Tuesday, January 21, 2014

The Sport Ethic

Although everyone is familiar with the word "ethic", sports ethic seems to be a very particular phenomena in which athletes are so committed to their sports ethic that it becomes problematic. Sports ethic is an "exclusive guide for their [athletes] behavior, sport and sport participation" (Hughes & Coakley 307). With Sports ethics there are four major points that go along with these guidelines: 1. sacrifice for the game, 2. seeking distinctions, 3. taking risks, and 4. challenging limits. Although these are positive ethics, its normativity has itself become a way for it evolve behavior. When Hughes and Coakley discuss Positive Deviance, and its relation to Sports Ethics, they are not using deviance as a negative word. It is more so to describe how athletes positively stick to these ethics so much that they care too much for sport to the extent that they begin to neglect their family. Athletes are committed to what they have learned from these ethics and look up to those who are exemplary sportsman. 

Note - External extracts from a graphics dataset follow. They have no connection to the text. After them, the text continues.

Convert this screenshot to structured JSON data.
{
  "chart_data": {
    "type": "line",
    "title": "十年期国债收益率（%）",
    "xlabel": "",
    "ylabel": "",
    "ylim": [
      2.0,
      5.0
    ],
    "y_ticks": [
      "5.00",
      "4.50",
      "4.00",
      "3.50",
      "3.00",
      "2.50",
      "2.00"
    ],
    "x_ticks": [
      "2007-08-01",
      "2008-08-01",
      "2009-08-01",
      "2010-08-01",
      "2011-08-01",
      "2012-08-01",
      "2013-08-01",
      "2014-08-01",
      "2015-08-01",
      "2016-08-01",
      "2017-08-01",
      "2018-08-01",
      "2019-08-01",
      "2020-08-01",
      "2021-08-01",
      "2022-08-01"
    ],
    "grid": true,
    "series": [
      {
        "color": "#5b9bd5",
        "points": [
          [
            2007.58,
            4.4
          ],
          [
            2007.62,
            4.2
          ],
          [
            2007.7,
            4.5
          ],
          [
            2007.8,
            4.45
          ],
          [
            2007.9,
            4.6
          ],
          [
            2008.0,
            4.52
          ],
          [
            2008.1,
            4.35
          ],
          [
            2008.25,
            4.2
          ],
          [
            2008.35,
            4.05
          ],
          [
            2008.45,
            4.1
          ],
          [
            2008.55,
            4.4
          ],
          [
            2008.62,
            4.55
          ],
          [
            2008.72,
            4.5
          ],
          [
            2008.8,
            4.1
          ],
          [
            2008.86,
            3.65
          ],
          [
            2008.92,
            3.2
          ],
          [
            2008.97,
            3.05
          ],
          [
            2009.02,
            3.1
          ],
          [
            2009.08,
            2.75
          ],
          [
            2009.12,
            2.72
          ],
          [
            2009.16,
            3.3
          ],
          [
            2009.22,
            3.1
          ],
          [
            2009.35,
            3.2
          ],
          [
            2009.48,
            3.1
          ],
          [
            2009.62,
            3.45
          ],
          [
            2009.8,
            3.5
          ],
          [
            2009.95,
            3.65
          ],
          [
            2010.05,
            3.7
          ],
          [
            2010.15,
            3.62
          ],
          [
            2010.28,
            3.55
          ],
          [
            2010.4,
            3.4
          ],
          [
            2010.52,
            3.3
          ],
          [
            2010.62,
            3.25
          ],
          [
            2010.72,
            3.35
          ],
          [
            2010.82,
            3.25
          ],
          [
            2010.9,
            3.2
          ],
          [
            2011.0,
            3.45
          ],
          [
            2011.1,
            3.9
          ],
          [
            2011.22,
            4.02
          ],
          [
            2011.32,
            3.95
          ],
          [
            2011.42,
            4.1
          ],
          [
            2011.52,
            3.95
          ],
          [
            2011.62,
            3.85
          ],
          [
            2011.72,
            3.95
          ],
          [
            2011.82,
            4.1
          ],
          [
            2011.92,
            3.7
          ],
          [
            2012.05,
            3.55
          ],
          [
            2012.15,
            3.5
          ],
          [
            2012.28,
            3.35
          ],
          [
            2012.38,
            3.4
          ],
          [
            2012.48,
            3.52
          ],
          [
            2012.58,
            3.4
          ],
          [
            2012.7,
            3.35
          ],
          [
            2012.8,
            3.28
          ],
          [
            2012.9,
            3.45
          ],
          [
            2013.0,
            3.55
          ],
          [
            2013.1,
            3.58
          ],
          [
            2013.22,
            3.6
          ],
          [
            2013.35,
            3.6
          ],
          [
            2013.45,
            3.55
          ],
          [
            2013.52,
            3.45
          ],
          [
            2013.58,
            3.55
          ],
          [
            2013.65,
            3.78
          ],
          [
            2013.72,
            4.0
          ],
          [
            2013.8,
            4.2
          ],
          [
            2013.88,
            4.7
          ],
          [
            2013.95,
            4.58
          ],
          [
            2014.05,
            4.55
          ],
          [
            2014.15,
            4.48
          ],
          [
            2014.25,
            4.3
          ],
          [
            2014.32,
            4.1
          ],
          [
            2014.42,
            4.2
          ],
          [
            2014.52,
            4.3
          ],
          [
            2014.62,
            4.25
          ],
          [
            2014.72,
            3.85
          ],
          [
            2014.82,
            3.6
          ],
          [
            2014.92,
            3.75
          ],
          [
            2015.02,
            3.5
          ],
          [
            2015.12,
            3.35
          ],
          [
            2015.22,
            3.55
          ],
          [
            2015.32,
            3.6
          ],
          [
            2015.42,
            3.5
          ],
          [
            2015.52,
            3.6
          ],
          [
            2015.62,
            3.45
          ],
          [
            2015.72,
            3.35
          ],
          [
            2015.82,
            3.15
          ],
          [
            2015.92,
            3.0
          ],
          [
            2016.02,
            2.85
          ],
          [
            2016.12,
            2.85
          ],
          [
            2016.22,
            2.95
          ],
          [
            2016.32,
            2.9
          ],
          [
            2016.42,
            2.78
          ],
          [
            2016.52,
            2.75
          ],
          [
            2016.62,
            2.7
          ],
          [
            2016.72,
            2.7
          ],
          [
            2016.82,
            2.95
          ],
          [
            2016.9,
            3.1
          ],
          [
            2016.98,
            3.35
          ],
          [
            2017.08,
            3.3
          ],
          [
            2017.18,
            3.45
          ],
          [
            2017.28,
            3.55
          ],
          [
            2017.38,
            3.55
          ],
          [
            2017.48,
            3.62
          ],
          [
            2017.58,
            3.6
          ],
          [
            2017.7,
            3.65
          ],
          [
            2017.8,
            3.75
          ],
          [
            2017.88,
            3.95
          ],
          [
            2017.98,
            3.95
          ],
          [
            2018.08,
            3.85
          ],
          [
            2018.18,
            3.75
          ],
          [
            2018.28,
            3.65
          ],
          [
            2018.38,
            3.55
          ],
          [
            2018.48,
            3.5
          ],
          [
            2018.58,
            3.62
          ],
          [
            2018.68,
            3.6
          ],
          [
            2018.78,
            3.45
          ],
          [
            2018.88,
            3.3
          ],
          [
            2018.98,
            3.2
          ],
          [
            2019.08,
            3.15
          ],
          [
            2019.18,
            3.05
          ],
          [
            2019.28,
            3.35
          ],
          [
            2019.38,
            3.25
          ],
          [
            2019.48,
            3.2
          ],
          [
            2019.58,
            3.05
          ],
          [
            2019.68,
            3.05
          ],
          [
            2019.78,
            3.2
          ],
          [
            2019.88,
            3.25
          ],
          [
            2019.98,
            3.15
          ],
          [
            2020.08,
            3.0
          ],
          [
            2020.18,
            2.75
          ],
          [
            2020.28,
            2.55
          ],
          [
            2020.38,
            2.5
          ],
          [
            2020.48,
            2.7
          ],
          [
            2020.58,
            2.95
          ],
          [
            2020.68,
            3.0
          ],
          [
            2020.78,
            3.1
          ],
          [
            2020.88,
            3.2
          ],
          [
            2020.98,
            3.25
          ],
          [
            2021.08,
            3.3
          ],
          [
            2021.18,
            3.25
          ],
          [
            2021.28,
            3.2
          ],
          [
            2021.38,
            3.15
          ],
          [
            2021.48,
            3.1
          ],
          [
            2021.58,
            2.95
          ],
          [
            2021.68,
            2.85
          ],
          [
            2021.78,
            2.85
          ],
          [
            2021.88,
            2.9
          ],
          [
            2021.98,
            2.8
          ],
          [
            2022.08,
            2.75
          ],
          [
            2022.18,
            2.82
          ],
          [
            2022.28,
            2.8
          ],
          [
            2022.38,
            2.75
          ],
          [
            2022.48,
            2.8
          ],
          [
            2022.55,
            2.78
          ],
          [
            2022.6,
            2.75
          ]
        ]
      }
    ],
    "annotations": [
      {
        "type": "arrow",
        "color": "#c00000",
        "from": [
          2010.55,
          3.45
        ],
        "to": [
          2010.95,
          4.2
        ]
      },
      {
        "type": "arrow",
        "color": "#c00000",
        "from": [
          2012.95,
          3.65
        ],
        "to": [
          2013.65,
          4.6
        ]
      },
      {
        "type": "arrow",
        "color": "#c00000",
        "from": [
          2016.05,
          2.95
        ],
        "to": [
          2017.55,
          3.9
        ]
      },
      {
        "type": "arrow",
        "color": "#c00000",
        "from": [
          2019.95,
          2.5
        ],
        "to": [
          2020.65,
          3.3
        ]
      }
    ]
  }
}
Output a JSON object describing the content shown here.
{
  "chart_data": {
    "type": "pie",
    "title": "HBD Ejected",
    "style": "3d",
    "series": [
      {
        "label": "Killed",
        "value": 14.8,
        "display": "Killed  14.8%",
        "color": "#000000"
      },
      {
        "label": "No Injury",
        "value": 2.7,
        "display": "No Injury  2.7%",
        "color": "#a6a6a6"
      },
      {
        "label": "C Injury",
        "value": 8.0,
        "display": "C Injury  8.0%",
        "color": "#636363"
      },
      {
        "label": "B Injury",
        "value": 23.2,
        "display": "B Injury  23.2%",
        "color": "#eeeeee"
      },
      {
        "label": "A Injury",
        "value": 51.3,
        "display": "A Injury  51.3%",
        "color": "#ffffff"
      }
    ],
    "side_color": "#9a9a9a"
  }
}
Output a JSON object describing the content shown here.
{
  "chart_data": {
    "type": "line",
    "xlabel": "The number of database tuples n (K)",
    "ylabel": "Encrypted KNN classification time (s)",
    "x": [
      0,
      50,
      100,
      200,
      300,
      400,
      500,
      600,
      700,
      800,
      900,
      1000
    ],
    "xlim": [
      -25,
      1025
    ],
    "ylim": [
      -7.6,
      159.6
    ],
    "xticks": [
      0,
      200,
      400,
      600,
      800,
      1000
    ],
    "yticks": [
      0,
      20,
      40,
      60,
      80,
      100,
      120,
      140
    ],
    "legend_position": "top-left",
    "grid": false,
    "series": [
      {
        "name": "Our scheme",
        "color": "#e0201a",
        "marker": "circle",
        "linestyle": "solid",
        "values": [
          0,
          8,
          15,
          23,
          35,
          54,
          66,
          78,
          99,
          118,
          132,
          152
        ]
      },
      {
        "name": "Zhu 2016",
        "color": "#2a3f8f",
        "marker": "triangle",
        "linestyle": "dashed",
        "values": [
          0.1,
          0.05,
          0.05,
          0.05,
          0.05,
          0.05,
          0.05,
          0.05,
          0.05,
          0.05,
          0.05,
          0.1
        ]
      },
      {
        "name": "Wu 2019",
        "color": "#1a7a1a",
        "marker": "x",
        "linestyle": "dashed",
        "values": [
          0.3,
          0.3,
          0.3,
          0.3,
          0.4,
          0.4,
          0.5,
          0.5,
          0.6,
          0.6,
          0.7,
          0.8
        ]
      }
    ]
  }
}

Athletes conform to these set of beliefs because of the "thrill" that comes when playing a sport and the desire for a sponsor and other perks that are given to star athletes. There is so much embedded in the hope of being recognized that they stick to these ethics soo strongly. Athletes are major members of our economy. The pressures they face and the "uniqueness" they feel, increases their ego (Hughes & Coakley 313). Hughes and Coakley argue that there is a need for the abandonment of these ideal values and instead add more value of "moral" behaviors.